Cardigan scowled when he volunteered this information. It was sheer nonsense in Kedsty taking such a silly precaution. But he would give the guard rubber-soled shoes and insist that he make no sound that would disturb him. Kent thanked him, and grinned exultantly when he was gone.
He waited until his watch told him it was ten o’clock before he began the exercise which he had prescribed for himself. Noiselessly he rolled out of bed. There was no sensation of dizziness when he stood on his feet this time. His head was as clear as a bell. He began experimenting by inhaling deeper and still deeper breaths and by straightening his chest.
There was no pain, as he had expected there would be. He felt like crying out in his joy. One after the other he stretched up his arms. He bent over until the tips of his fingers touched the floor. He crooked his knees, leaned from side to side, changed from one attitude to another, amazed at the strength and elasticity of his body. Twenty times, before he returned to his bed, he walked back and forth across his room.
He was sleepless. Lying with his back to the pillows he looked out into the starlight, watching for the first glow of the moon and listening again to the owls that had nested in the lightning-shriven tree. An hour later he resumed his exercise.
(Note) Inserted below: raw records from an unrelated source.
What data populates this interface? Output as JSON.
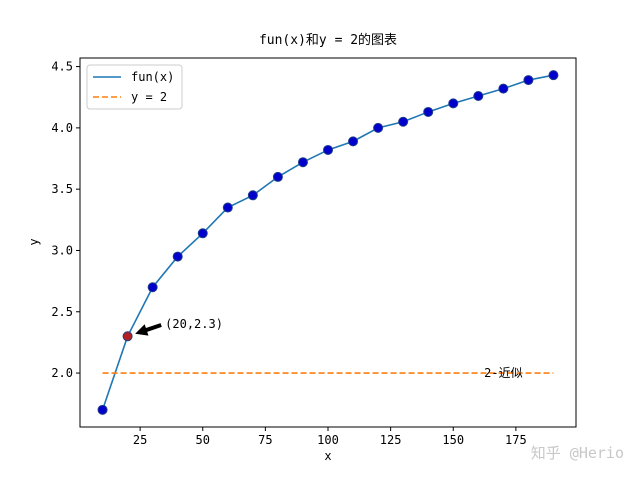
{
  "chart_data": {
    "type": "line",
    "title": "fun(x)和y = 2的图表",
    "xlabel": "x",
    "ylabel": "y",
    "xlim": [
      1,
      199
    ],
    "ylim": [
      1.56,
      4.57
    ],
    "xticks": [
      25,
      50,
      75,
      100,
      125,
      150,
      175
    ],
    "yticks": [
      {
        "value": 2,
        "label": "2.0"
      },
      2.5,
      {
        "value": 3,
        "label": "3.0"
      },
      3.5,
      {
        "value": 4,
        "label": "4.0"
      },
      4.5
    ],
    "legend": "upper left",
    "series": [
      {
        "name": "fun(x)",
        "color": "#1f77b4",
        "marker_color": "#0000cc",
        "highlight_index": 1,
        "highlight_color": "#b22222",
        "x": [
          10,
          20,
          30,
          40,
          50,
          60,
          70,
          80,
          90,
          100,
          110,
          120,
          130,
          140,
          150,
          160,
          170,
          180,
          190
        ],
        "values": [
          1.7,
          2.3,
          2.7,
          2.95,
          3.14,
          3.35,
          3.45,
          3.6,
          3.72,
          3.82,
          3.89,
          4.0,
          4.05,
          4.13,
          4.2,
          4.26,
          4.32,
          4.39,
          4.43
        ]
      },
      {
        "name": "y = 2",
        "color": "#ff7f0e",
        "dashed": true,
        "x": [
          10,
          190
        ],
        "values": [
          2,
          2
        ]
      }
    ],
    "annotations": [
      {
        "text": "(20,2.3)",
        "x": 35,
        "y": 2.4,
        "arrow_to_index": 1
      },
      {
        "text": "2-近似",
        "x": 170,
        "y": 2.0
      }
    ],
    "watermark": "知乎 @Herio"
  }
}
He was on his feet when through his window he heard the sound of approaching voices and then of running feet. A moment later some one was pounding at a door, and a loud voice shouted for Doctor Cardigan. Kent drew cautiously nearer the window. The moon had risen, and he saw figures approaching, slowly, as if weighted under a burden. Before they turned out of his vision, he made out two men bearing some heavy object between them. Then came the opening of a door, other voices, and after that an interval of quiet.